The trade ministry’s figures followed data that showed an unexpected drop in exports in September, raising the spectre of a marked moderation in economic growth in July-september from the previous quarter’s solid expansion.
Analysts expect the thirdquarter slowdown to be temporary, caused by a string of natural disasters that disrupted business and consumer activity in recent months.
But the softer growth will add to wider concerns about the central bank’s ability to hit its elusive annual inflation target of 2 per cent.
The Bank of Japan will examine the data and coming indicators such as factory output and jobless figures at its board meeting this week, when it updates its growth and inflation projections.
The data feeds into calculations for gross domestic product (GDP) for July-september, which is due out on Nov.14. “The third-quarter GDP likely contracted 0.1 per cent as a reaction to the previous quarter’s solid growth,” said Azusa Kato, senior economist at BNP Paribas Securities.
“The BOJ will probably trim growth and inflation projections slightly for the current fiscal year, but it won’t move for the foreseeable future.”
September’s 2.1 per cent annual increase in retail sales beat the Reuters poll median forecast for 1.6 per cent, trade ministry data showed on Monday, but it was slower than the 2.7 per cent expansion in August.
September’s gains were led by rising gasoline prices and brisk sales of machine tools, food and beverage purchases and clothing, while car sales slipped and online retailers suffered a decline.
On a seasonally-adjusted basis, retail sales fell 0.2 per cent in September from the previous month, following August’s 0.9 per cent increase.
Private consumption, which makes up about 60 per cent of economic activity, is key to the central bank’s efforts to accelerate inflation to its 2 per cent target.

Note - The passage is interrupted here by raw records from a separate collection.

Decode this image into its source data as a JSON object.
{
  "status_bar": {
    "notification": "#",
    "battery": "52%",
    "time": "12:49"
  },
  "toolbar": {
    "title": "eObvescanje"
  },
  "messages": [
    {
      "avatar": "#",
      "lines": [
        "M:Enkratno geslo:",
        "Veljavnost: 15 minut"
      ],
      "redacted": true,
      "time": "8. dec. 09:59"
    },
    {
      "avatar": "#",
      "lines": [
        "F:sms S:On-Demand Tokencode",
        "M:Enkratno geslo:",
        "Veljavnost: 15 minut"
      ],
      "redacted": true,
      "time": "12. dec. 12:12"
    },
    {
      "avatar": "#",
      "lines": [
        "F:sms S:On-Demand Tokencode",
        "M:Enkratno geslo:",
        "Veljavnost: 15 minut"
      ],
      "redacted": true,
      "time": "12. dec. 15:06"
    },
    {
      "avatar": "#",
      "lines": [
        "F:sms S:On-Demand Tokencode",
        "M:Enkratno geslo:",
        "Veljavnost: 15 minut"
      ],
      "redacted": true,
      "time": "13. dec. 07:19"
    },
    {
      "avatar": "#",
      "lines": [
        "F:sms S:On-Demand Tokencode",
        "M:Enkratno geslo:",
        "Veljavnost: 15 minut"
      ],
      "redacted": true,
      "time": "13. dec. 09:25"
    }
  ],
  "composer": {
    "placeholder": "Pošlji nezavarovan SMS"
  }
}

However, BOJ Governor Haruhiko Kuroda said it will take longer than initially expected to achieve that target.
Japan’s economy grew an annualised 3.0 per cent in the second quarter, the fastest pace since 2016, led by solid household and business spending, but risks from global trade tension cloud the outlook for exportreliant Japan. The BOJ is widely expected to keep a pledge to guide short-term interest rates at minus 0.1 per cent and long-term rates around zero per cent at a two-day rate review ending on Wednesday.
A salesgirl talks to a customer at a flower shop in a shopping mall in Tokyo, Japan.